Erneut schickte er Briefe, Karten, Geschenke.
Doch nach seiner
Rückkehr aus China wurde das Treffen erneut immer wieder verschoben und
abgesagt. Jetzt wurde Victoria misstrauisch. Sie bediente sich desselben
Mediums, das ihr diesen Traumtypen beschert hatte, um mehr Informationen über
ihn zu finden: Google, Bildersuche, Rückverfolgung von Kontakten. Kais Selfie
im Badezimmer brachte einen ersten Beweis: Wenn er in Münster war, wieso hatte
sein Bad dann amerikanische Steckdosen?! Seine Antwort kam in
Sekundenbruchteilen: Die habe er sich aus den USA mitgebracht und selbst
eingebaut.
Längst war
Victorias Verliebtheit einer tiefen Skepsis gewichen, aber sie spielte das böse
Spiel noch zehn Monate lang mit, um weitere Informationen zu erhalten. Sie fand
heraus, wer die Person auf Kais Fotos tatsächlich war und dass seine
angeblichen Freunde bei Facebook sämtlich Fake-Accounts waren. Ein Journalist
der Zeitschrift Neon, mit dem sie
Kontakt aufgenommen hatte, reiste schließlich in die USA, um Kai dort
persönlich zu treffen und mit den Erkenntnissen zu konfrontieren.
Was er
herausfand, macht fassungslos – und lässt sich in Victoria Schwartz‘ Buch
nachlesen. Aber nicht nur das, denn hier gibt die Kommunikationsdesignerin auch
Ratschläge für Betroffene. Nach ihren schmerzlichen Erfahrungen war sie, anders
als die meisten, offensiv damit umgegangen und hatte einen Blog eingerichtet. Sie
hatte nicht geahnt, wie viele Menschen dasselbe erlebt hatten wie sie. Viele
davon wendeten sich in ihrer Verzweiflung an Victoria Schwartz und schilderten
ihre eigene Geschichte. Inzwischen ist die Hamburgerin inoffizielle
Anlaufstelle und investiert ihre Freizeit in die ehrenamtliche Beratung von
Betroffenen.
Noch gibt es
keine offiziellen Studien über das Phänomen Realfakes, doch die E-Mails, die
Schwartz täglich erhält, belegen die erschreckend hohe Anzahl der Fälle. Mindestens
70 Prozent der Opfer, sagt die Autorin, sind weiblich – und übrigens auch 70
Prozent der Täter.
Die nutzen meist
eine ebenso perfide wie erfolgreiche Taktik. Sie lassen ihren Zielkontakten
nämlich ein ungeahntes Maß an Aufmerksamkeit und Fürsorge zukommen, wie diese
es häufig nur aus ihren Tagträumen kennen, und binden sie somit emotional immer
enger an sich.
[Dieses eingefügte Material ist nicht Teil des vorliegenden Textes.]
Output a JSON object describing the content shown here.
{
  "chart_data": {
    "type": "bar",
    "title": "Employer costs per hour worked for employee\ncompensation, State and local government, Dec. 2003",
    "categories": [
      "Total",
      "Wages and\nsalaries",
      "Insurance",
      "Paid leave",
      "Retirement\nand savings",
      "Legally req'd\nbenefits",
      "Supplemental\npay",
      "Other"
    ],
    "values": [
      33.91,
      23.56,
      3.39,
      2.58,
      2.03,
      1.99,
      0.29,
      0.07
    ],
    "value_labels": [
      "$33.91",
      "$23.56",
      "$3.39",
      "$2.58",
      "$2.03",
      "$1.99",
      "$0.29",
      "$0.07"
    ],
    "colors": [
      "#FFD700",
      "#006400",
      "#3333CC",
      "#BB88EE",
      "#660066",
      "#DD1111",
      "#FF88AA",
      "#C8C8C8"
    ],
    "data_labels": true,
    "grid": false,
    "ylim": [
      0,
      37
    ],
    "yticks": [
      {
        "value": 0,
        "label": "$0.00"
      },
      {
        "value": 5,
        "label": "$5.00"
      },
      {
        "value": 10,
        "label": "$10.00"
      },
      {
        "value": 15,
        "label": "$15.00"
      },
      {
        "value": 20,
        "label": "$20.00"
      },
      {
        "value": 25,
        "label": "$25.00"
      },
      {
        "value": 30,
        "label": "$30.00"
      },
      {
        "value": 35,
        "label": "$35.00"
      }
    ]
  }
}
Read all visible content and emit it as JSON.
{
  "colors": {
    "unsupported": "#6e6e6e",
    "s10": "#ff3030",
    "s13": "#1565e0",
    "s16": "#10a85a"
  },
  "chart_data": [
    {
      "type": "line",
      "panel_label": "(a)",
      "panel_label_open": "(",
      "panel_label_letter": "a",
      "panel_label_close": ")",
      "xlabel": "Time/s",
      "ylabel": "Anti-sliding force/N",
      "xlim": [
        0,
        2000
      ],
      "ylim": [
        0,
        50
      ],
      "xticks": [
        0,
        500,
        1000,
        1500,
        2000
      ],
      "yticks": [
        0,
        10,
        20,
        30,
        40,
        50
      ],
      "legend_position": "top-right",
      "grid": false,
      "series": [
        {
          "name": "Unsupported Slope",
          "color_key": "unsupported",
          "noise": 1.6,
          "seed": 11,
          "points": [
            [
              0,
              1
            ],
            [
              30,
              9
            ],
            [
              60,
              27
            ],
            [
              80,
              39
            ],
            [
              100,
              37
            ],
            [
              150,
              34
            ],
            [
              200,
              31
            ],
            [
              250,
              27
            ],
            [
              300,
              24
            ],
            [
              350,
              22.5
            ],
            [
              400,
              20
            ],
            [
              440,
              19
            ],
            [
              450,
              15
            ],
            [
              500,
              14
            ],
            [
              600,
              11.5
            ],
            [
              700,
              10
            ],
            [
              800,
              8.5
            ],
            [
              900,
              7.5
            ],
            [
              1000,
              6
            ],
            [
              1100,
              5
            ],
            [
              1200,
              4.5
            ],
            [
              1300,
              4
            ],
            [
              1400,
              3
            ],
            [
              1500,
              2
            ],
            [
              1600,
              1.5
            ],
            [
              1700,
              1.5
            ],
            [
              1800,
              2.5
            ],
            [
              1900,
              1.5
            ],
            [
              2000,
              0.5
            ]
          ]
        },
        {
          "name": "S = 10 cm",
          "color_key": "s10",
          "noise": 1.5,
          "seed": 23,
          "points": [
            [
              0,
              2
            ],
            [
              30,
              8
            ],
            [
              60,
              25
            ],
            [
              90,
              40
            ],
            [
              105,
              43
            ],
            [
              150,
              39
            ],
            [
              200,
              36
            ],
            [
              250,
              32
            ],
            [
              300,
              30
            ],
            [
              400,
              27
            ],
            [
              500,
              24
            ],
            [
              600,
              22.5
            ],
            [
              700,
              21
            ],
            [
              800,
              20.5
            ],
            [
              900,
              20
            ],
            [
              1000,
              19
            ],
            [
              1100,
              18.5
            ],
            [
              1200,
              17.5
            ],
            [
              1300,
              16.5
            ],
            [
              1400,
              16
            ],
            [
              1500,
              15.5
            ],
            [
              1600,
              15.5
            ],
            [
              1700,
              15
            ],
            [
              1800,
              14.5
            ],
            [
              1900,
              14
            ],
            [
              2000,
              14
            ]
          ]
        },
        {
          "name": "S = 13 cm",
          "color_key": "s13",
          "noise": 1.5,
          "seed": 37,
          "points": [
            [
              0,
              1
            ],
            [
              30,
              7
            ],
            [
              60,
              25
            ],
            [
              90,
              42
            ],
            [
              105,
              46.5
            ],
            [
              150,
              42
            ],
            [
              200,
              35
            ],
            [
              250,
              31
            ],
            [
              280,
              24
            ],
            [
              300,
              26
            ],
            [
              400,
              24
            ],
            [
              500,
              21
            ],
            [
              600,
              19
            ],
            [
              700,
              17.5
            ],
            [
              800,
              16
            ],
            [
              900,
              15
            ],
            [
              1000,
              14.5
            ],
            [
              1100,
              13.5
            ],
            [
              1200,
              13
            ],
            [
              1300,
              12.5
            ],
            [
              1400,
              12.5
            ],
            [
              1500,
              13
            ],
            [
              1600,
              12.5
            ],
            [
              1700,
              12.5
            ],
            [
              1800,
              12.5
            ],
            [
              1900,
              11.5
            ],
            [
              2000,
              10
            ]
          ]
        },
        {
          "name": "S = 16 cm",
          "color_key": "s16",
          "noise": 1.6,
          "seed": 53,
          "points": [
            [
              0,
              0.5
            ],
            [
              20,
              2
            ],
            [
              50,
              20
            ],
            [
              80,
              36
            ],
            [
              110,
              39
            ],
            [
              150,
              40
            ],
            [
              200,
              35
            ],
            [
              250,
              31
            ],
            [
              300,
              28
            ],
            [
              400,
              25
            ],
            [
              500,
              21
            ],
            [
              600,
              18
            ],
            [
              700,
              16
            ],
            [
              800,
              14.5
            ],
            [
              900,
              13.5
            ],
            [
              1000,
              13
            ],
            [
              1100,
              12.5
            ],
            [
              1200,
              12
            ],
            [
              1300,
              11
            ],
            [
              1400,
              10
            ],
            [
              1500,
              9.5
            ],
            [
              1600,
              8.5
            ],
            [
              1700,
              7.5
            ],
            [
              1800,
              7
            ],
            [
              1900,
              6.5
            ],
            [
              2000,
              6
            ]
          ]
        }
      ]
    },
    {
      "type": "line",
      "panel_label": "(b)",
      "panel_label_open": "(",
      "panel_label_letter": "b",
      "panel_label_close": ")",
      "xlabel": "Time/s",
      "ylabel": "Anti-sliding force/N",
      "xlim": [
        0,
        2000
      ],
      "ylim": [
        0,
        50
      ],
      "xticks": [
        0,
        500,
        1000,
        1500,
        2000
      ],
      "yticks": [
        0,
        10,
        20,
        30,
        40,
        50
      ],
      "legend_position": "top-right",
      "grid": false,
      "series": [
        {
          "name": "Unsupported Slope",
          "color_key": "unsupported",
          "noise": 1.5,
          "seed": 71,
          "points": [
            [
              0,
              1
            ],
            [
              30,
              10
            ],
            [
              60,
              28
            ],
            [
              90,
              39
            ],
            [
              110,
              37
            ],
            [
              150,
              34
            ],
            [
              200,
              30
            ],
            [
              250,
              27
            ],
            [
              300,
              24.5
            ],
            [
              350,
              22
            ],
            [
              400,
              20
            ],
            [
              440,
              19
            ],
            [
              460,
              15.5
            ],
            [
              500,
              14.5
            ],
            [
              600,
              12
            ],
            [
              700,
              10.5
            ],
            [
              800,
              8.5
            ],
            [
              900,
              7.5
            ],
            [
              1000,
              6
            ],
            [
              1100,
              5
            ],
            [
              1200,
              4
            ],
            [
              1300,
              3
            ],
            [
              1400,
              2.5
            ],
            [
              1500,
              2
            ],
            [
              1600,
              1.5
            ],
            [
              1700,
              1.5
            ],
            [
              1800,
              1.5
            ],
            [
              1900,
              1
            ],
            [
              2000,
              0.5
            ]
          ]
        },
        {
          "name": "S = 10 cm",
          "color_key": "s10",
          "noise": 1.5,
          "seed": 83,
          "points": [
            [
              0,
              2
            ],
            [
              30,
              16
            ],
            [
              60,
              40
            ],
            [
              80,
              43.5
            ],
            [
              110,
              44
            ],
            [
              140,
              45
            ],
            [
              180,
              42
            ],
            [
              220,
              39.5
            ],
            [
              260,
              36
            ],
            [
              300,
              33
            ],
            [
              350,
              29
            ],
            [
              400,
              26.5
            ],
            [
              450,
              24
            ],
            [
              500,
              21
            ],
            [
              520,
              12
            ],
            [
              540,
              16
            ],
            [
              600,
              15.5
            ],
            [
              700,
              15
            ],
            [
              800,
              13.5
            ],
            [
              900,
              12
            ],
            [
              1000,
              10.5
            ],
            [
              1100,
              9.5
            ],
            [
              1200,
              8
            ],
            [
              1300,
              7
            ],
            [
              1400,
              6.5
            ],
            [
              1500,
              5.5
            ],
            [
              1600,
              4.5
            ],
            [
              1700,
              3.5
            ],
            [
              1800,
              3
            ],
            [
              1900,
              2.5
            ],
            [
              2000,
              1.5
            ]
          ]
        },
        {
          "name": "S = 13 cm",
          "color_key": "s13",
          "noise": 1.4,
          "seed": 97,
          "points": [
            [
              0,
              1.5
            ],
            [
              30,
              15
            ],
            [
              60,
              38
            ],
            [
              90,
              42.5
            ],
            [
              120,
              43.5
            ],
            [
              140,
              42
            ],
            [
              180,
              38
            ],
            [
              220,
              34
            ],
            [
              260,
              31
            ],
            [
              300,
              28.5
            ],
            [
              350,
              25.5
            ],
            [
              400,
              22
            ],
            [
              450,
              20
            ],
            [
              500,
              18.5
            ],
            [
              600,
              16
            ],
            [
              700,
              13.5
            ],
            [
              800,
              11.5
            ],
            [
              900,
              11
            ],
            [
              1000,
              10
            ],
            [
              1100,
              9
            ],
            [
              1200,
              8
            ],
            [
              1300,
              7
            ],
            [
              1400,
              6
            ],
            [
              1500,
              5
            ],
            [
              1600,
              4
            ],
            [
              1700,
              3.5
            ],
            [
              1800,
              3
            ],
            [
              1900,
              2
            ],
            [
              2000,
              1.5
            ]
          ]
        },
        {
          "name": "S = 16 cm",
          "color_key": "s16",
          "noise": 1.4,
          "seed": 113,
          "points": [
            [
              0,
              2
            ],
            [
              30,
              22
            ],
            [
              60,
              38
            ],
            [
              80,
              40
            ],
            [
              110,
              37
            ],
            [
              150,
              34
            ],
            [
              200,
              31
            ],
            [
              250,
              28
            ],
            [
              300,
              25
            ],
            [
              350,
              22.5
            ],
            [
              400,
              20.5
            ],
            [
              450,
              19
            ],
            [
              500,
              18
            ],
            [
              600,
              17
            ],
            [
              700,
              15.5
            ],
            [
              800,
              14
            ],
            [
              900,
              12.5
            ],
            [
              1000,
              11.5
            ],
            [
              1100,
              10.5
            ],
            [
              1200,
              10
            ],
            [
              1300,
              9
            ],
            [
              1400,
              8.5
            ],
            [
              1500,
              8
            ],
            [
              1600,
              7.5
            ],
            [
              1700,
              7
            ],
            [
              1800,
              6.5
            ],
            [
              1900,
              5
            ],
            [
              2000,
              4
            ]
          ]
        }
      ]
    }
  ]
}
Werden die Betroffenen dann „anstrengend“, etwa weil sie auf
einem persönlichen Treffen oder einem Videochat bestehen, so ziehen sie sich
schlagartig zurück und lassen ihr Opfer mit Gewissensbissen zurück: Was habe
ich falsch gemacht? Warum meldet er sich nicht mehr? Wie konnte ich nur so dumm
sein, diesen tollen Mann so unter Druck zu setzen? Beim nächsten Mal – und das
gibt es immer, denn natürlich kommen die Kais irgendwann zurück – sind sie dann
vorsichtiger, stellen keine Forderungen mehr, geben sich zufrieden (und immer mehr
von sich preis).
Sie sei auch
vielen Anfeindungen ausgesetzt gewesen, erzählt Victoria Schwartz im Gespräch
mit Radio-Eins-Moderator Sven Oswald. Man habe sie beschimpft und ihr die
Schuld gegeben. Wenn man sie persönlich erlebt, scheint das abwegig: Sie ist
offensichtlich alles andere als ein naives Dummchen mit spätpubertären Träumen
von der großen Liebe, sie steht mit beiden Beinen im Leben, kennt sich aus,
kann argumentieren und hat Humor. Das macht die Sache nicht besser: Es kann
offenbar jeden treffen …
Victoria
Schwartz: Wie meine Internet-Liebe zum
Albtraum wurde. Das Phänomen Realfakes, Blanvalet, 319 Seiten, 12,99 Euro.